Surfaces on a two part mated assembly that is required to provide sealing must be designed so that the seal acts as a seal. While that sounds obvious, it seems to have escaped too many designers and designs which attempt to rely on properties of the jointing materials are too common. While such designs may work when new, "properties of the jointing material" is often time variant, and Murphy ensures that in most cases the variation is in an undesirable direction. (One exception, in many cases, are the "silicone rubbers". If these seal initially and use materials properly matched to the jointed materials, lifetimes of 20+ years are not uncommon.)
In the case of sealing against a pressure difference a simplistic perspective is that the force per area at the seal surfaces from the material in the pipe must be lower than the force per area exerted by all sources of sealing pressure. That sentence may sound strange but is written that way because there may be more than one source of sealing pressure.
The obvious source of sealing pressure is the bolts retaining the join.
An obvious way of ensuring that bolting "psi" (lbf/in^2, Pa, ...) is maximised is by minimising the area so there is "more pressure to go around" for a given bolting force.

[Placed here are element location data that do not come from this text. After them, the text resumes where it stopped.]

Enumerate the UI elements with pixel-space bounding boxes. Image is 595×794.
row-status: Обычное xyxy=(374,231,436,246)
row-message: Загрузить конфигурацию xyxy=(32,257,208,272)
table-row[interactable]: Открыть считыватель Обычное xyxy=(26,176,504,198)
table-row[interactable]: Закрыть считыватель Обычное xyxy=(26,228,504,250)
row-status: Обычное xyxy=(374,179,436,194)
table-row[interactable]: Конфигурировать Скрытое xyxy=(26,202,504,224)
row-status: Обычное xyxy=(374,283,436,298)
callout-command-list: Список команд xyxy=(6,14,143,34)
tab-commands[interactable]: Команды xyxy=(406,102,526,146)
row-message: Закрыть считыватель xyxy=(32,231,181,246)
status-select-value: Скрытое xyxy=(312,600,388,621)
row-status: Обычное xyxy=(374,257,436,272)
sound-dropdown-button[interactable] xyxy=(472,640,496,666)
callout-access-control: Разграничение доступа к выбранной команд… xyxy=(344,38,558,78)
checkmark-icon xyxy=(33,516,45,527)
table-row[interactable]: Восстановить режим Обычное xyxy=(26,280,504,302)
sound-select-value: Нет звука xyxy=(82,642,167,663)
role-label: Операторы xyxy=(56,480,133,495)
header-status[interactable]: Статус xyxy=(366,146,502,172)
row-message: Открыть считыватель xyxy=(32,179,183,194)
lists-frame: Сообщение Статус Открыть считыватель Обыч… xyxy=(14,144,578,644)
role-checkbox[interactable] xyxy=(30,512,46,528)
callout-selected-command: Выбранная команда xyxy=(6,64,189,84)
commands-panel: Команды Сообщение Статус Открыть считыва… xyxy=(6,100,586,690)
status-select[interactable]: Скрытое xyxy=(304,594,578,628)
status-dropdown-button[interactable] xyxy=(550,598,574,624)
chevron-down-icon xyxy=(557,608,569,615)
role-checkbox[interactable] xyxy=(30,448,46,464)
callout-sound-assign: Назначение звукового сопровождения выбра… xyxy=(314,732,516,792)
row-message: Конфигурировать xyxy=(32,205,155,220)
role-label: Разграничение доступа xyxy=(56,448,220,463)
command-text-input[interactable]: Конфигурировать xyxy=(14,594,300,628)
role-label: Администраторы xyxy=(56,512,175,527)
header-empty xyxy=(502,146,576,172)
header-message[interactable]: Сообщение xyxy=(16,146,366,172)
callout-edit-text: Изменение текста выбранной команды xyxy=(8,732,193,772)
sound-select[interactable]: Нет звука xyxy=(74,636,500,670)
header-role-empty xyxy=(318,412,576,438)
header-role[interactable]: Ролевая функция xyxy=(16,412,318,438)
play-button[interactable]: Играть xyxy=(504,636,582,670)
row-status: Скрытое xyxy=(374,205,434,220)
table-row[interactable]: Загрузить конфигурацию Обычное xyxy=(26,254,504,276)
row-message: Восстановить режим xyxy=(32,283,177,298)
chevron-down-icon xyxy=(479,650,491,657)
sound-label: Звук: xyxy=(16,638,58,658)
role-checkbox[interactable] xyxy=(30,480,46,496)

Raised flanges allow formal sealing areas to be designed and area to be minimised.
Without such raised areas sealing psi is reduced.
Related:
Another less obvious and exceedingly useful means of exerting sealing pressure is to use the internal pressure to create its own sealing forces. This is the principle used by "O rings" which use pressure differential to deform a flexible ring in such a way that the sealing psi exceeds the leakage psi from the same pressure source. While O rings can be easily designed by following standard rules and tables, they in fact involve very black magic indeed, and numerous low cost designs that appear to employ O rings in fact just use squashed rings of flexible material. The difference between a true O ring seal and a bit of squashed rubber is proper design and manufacture and a relatively small extra $ outlay. The difference in performance is incomparable.